Düzce Üniversitesi Eğitim Fakültesi İngilizce Öğretmenliği Bölümü, Kariyer Geliştirme ve Mezun İzleme Uygulama Araştırma Merkezi ile İngilizce Topluluğu iş birliğinde düzenlenen “Yabancı Dilde Dört Temel Becerinin Öğretimi: Sorunlar ve Çözüm Önerileri” konferansında Prof. Dr. Cengiz Tosun, yabancı dil öğretiminde karşılaşılan temel sorunlara ve çözüm önerilerine odaklandı. Konferansa Düzce Üniversitesi Hakime Erciyas Yabancı Diller Yüksekokul Müdürü Dr. Öğr. Üyesi Osman Dülger, akademisyenler ve öğrenciler katılım sağlarken, Hacettepe Üniversitesi Yabancı Diller Eğitimi Bölümü Emekli Öğretim Üyesi Prof. Dr. Cengiz Tosun konuşmacı olarak etkinlikte yer aldı.
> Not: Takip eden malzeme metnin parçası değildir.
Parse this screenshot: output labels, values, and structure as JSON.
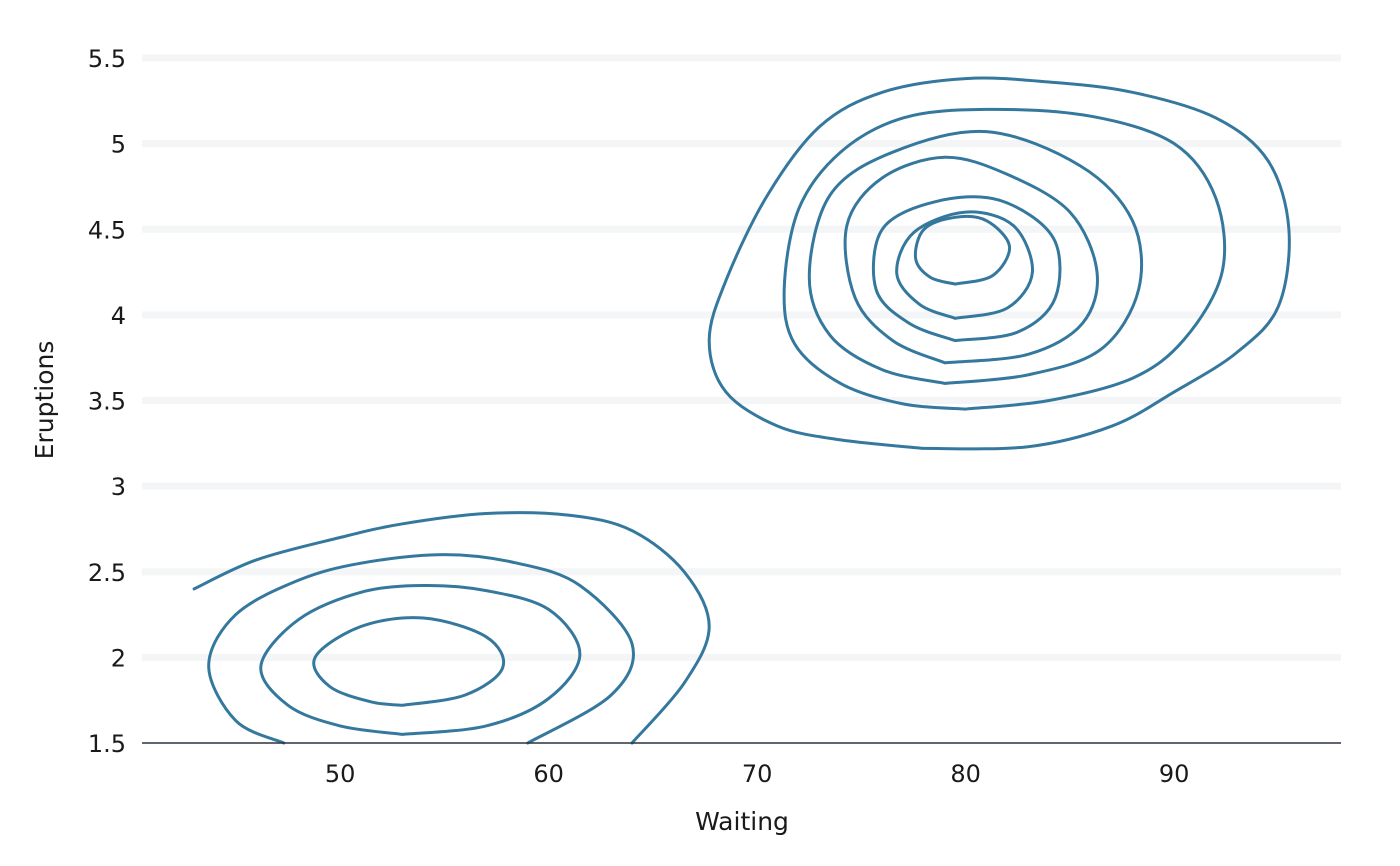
{
  "chart_data": {
    "type": "contour",
    "title": "",
    "xlabel": "Waiting",
    "ylabel": "Eruptions",
    "xlim": [
      40.5,
      98
    ],
    "ylim": [
      1.5,
      5.5
    ],
    "x_ticks": [
      {
        "value": 50,
        "label": "50"
      },
      {
        "value": 60,
        "label": "60"
      },
      {
        "value": 70,
        "label": "70"
      },
      {
        "value": 80,
        "label": "80"
      },
      {
        "value": 90,
        "label": "90"
      }
    ],
    "y_ticks": [
      {
        "value": 1.5,
        "label": "1.5"
      },
      {
        "value": 2,
        "label": "2"
      },
      {
        "value": 2.5,
        "label": "2.5"
      },
      {
        "value": 3,
        "label": "3"
      },
      {
        "value": 3.5,
        "label": "3.5"
      },
      {
        "value": 4,
        "label": "4"
      },
      {
        "value": 4.5,
        "label": "4.5"
      },
      {
        "value": 5,
        "label": "5"
      },
      {
        "value": 5.5,
        "label": "5.5"
      }
    ],
    "grid": "horizontal",
    "line_color": "#35789e",
    "contours": [
      {
        "points": [
          [
            43,
            2.4
          ],
          [
            46,
            2.57
          ],
          [
            50,
            2.7
          ],
          [
            53,
            2.78
          ],
          [
            57,
            2.84
          ],
          [
            61,
            2.83
          ],
          [
            64,
            2.74
          ],
          [
            66.5,
            2.5
          ],
          [
            67.7,
            2.18
          ],
          [
            66.5,
            1.85
          ],
          [
            64,
            1.5
          ]
        ]
      },
      {
        "points": [
          [
            47.3,
            1.5
          ],
          [
            45,
            1.63
          ],
          [
            43.7,
            1.95
          ],
          [
            45,
            2.25
          ],
          [
            48,
            2.45
          ],
          [
            51,
            2.55
          ],
          [
            55,
            2.6
          ],
          [
            58.5,
            2.55
          ],
          [
            61.5,
            2.42
          ],
          [
            64,
            2.08
          ],
          [
            63,
            1.78
          ],
          [
            59,
            1.5
          ]
        ]
      },
      {
        "points": [
          [
            53,
            1.55
          ],
          [
            57,
            1.6
          ],
          [
            60,
            1.76
          ],
          [
            61.5,
            2.02
          ],
          [
            60,
            2.28
          ],
          [
            57,
            2.39
          ],
          [
            54,
            2.42
          ],
          [
            51,
            2.38
          ],
          [
            48,
            2.22
          ],
          [
            46.2,
            1.95
          ],
          [
            47.5,
            1.72
          ],
          [
            50,
            1.6
          ],
          [
            53,
            1.55
          ]
        ]
      },
      {
        "points": [
          [
            53,
            1.72
          ],
          [
            56,
            1.78
          ],
          [
            57.8,
            1.94
          ],
          [
            57,
            2.12
          ],
          [
            54,
            2.23
          ],
          [
            51,
            2.18
          ],
          [
            48.8,
            2.0
          ],
          [
            49.5,
            1.83
          ],
          [
            51.5,
            1.74
          ],
          [
            53,
            1.72
          ]
        ]
      },
      {
        "points": [
          [
            78,
            3.22
          ],
          [
            83,
            3.23
          ],
          [
            87,
            3.35
          ],
          [
            90,
            3.55
          ],
          [
            93,
            3.78
          ],
          [
            95,
            4.05
          ],
          [
            95.5,
            4.5
          ],
          [
            94.5,
            4.9
          ],
          [
            92,
            5.15
          ],
          [
            88,
            5.3
          ],
          [
            84,
            5.36
          ],
          [
            80,
            5.38
          ],
          [
            76,
            5.3
          ],
          [
            73,
            5.1
          ],
          [
            70.5,
            4.7
          ],
          [
            68.5,
            4.2
          ],
          [
            67.7,
            3.85
          ],
          [
            68.5,
            3.55
          ],
          [
            71,
            3.35
          ],
          [
            74,
            3.27
          ],
          [
            78,
            3.22
          ]
        ]
      },
      {
        "points": [
          [
            80,
            3.45
          ],
          [
            84,
            3.5
          ],
          [
            88,
            3.63
          ],
          [
            90.5,
            3.86
          ],
          [
            92.3,
            4.25
          ],
          [
            92,
            4.68
          ],
          [
            90,
            5.0
          ],
          [
            86,
            5.16
          ],
          [
            81,
            5.2
          ],
          [
            77,
            5.15
          ],
          [
            74,
            4.95
          ],
          [
            72,
            4.62
          ],
          [
            71.3,
            4.15
          ],
          [
            71.8,
            3.83
          ],
          [
            74,
            3.6
          ],
          [
            77,
            3.48
          ],
          [
            80,
            3.45
          ]
        ]
      },
      {
        "points": [
          [
            79,
            3.6
          ],
          [
            83,
            3.65
          ],
          [
            86.5,
            3.8
          ],
          [
            88.3,
            4.15
          ],
          [
            88,
            4.55
          ],
          [
            85.5,
            4.87
          ],
          [
            81,
            5.07
          ],
          [
            76.5,
            4.95
          ],
          [
            73.5,
            4.7
          ],
          [
            72.5,
            4.22
          ],
          [
            73.5,
            3.88
          ],
          [
            76,
            3.68
          ],
          [
            79,
            3.6
          ]
        ]
      },
      {
        "points": [
          [
            79,
            3.72
          ],
          [
            83,
            3.77
          ],
          [
            85.6,
            3.95
          ],
          [
            86.3,
            4.25
          ],
          [
            85,
            4.6
          ],
          [
            82,
            4.82
          ],
          [
            79,
            4.92
          ],
          [
            76,
            4.8
          ],
          [
            74.3,
            4.52
          ],
          [
            74.7,
            4.1
          ],
          [
            76.5,
            3.85
          ],
          [
            79,
            3.72
          ]
        ]
      },
      {
        "points": [
          [
            79.5,
            3.85
          ],
          [
            82.5,
            3.9
          ],
          [
            84.3,
            4.1
          ],
          [
            84.2,
            4.45
          ],
          [
            81.6,
            4.67
          ],
          [
            78.5,
            4.66
          ],
          [
            76,
            4.5
          ],
          [
            75.7,
            4.15
          ],
          [
            77.3,
            3.95
          ],
          [
            79.5,
            3.85
          ]
        ]
      },
      {
        "points": [
          [
            79.5,
            3.98
          ],
          [
            82,
            4.04
          ],
          [
            83.2,
            4.25
          ],
          [
            82.3,
            4.52
          ],
          [
            80,
            4.6
          ],
          [
            77.5,
            4.48
          ],
          [
            76.7,
            4.24
          ],
          [
            77.8,
            4.06
          ],
          [
            79.5,
            3.98
          ]
        ]
      },
      {
        "points": [
          [
            79.5,
            4.18
          ],
          [
            81.3,
            4.23
          ],
          [
            82.1,
            4.4
          ],
          [
            81,
            4.55
          ],
          [
            79.5,
            4.57
          ],
          [
            78,
            4.5
          ],
          [
            77.6,
            4.33
          ],
          [
            78.3,
            4.22
          ],
          [
            79.5,
            4.18
          ]
        ]
      }
    ]
  }
}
Tosun, konuşma, dinleme, okuma ve yazma olmak üzere dört temel becerinin öğretiminde yaşanan zorlukları ele alarak yapay zeka destekli öğrenme yöntemleri, öğrencilerde gözlemlenen kaygı ve özgüven eksikliği, sınav odaklı lise eğitiminin olumsuz etkileri ile kalabalık sınıflarda dil öğrenmenin verimsizliğine vurgu yaptı. Dil öğretiminde etkin öğrenmenin sağlanabilmesi için sınıf mevcudunun 16-24 öğrenci arasında olması gerektiğini belirtti.
Prof. Dr. Tosun, öğrencilerin ilgi alanlarına hitap eden içeriklerin tercih edilmesinin okuma ve yazma becerilerini olumlu yönde etkilediğini vurguladı. Ayrıca, haftalık olarak 150-200 kelimelik okuma ve yazma pratiklerinin yapılmasının faydalı olacağını önerdi. Öğrencilere, dil öğrenme sürecinde yanlış yapmaktan korkmamaları gerektiğini hatırlatan Tosun, konuşmaya çalışmalarını, film ve videoları bolca izlemelerini tavsiye etti. Farklı aksanlardaki filmleri dinlemek hem konuşma hem de anlama becerilerini geliştireceğini belirtti ve “Konuşuyorsanız yazarsınız; dinlemediyseniz okuyamazsınız” dedi.
Prof. Dr. Tosun’un konferansta paylaştığı bu önemli bilgiler, dil öğretimindeki sorunlara ve çözüm önerilerine ışık tutacak nitelikteydi. Etkin öğrenme için sınıf mevcudunun belirli bir aralıkta olması gerekliliği, öğrencilerin ilgi alanlarına hitap eden içeriklerin kullanımının önemi ve haftalık pratiklerin faydaları konferansta vurgulanan konulardan sadece birkaçıydı. Bu tür etkinliklerin düzenlenmesi, dil öğretimindeki kaliteyi artırmak ve öğrencilerin dil becerilerini geliştirmek adına önemli bir adım olabilir.